Op de kaart van het Arnhemse, Roosendaalse en het Deelense Velt van Nicolaes van Geelkercken uit 1629 wordt Deelen afgebeeld in de vorm van een Havezathe met zes huizen (fig.51). Ook is er te zien dat vele wegen uit verschillende richtingen in Deelen samenkomen. Een eeuw later, op een kaart van Isaac Tirion uit 1741 (een paar bladzijden verder), staat geschreven ‘’t Huis te Deelen nu een herberg’, wat aangeeft dat er vroeger een adellijk huis geweest moet zijn want een gewone boerderij of woonhuis werd zeker niet ‘Het Huis of Huize’ genoemd. Deze aanduiding werd bij voorkeur gebruikt voor een ‘havezathe’.

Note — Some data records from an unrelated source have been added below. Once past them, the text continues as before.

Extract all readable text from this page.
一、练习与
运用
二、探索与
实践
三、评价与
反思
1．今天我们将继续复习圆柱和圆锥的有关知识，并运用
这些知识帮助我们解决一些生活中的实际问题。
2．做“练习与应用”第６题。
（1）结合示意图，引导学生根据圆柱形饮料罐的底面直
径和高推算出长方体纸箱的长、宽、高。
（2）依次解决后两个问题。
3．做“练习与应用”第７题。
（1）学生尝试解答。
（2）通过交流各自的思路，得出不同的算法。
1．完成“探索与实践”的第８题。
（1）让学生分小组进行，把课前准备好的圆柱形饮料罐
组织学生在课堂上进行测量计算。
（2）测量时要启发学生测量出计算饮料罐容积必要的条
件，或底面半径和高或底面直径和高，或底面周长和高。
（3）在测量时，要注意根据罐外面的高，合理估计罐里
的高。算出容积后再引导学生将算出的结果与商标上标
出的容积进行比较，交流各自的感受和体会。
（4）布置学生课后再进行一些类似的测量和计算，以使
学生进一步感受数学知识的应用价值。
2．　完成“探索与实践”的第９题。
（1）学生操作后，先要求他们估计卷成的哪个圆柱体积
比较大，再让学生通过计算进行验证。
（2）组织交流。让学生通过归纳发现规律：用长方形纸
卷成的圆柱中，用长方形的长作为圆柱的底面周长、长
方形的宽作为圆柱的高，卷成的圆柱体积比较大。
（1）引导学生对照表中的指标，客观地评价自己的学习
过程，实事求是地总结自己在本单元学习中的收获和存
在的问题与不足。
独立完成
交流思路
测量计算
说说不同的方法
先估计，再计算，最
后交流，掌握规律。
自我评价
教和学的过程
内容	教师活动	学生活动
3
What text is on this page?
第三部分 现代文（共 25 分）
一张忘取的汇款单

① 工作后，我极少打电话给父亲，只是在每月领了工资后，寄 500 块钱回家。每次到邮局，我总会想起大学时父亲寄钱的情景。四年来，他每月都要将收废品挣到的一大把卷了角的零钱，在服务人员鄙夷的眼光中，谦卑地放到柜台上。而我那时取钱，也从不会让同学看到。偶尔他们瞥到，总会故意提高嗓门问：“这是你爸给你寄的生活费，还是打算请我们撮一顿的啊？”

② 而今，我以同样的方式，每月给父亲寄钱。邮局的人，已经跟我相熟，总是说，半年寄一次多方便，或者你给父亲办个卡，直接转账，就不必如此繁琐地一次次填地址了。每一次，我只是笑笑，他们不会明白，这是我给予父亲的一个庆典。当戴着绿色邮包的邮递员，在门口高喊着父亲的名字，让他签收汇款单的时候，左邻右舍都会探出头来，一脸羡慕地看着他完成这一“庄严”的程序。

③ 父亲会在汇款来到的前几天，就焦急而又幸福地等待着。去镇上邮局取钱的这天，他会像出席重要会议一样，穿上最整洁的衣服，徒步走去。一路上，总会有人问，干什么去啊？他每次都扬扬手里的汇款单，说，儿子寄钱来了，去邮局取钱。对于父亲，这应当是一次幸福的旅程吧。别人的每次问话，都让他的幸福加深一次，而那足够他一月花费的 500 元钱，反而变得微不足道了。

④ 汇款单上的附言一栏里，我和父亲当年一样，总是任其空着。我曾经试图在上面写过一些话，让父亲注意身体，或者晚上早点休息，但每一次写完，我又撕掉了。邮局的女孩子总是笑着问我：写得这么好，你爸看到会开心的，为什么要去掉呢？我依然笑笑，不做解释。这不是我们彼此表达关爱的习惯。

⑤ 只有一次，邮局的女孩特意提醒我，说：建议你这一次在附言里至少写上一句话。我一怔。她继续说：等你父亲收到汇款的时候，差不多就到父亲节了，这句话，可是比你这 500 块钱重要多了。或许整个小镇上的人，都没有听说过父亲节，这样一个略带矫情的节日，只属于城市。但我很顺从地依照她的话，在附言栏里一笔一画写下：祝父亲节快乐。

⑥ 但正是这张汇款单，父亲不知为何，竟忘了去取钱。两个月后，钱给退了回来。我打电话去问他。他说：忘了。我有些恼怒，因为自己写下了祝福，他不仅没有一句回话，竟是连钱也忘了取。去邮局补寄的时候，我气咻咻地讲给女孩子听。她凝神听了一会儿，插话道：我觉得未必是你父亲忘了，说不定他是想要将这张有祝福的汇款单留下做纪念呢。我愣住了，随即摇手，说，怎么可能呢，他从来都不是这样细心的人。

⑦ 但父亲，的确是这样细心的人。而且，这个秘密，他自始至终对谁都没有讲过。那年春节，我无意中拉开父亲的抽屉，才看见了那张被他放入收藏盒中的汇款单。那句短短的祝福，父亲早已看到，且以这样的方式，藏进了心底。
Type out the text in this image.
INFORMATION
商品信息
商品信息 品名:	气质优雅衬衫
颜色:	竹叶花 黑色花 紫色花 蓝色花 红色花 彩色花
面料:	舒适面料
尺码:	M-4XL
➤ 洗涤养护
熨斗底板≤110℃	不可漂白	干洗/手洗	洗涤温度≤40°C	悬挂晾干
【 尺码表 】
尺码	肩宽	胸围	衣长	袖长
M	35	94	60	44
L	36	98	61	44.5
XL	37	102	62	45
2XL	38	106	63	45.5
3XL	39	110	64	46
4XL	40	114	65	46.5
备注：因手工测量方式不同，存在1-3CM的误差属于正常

Deelen was niet de enige nederzetting op het zuidelijke deel van de Veluwe. In een halve cirkel lagen daar Mossel, Nieuw Reemst, Oud Reemst, Het Planken Wambuis, de Kemperberg, Terlet en de Imbosch. Deelen, Terlet en Oud Reemst behoren tot de oudste nederzettingen. Opvallend is dat verschillende van deze nederzettingen ook de functie hadden van herberg omdat zij aan een doorgaande weg lagen.
De nederzetting Deelen lag vroeger zeer geïsoleerd midden in een uitgestrekte heidevlakte. Het was verdeeld in een Groot- en een Klein Deelen waarbij Groot Deelen ongeveer 6 meter hoger lag als Klein Deelen (fig.52). Er woonden een aantal families die zich met landbouw bezighielden.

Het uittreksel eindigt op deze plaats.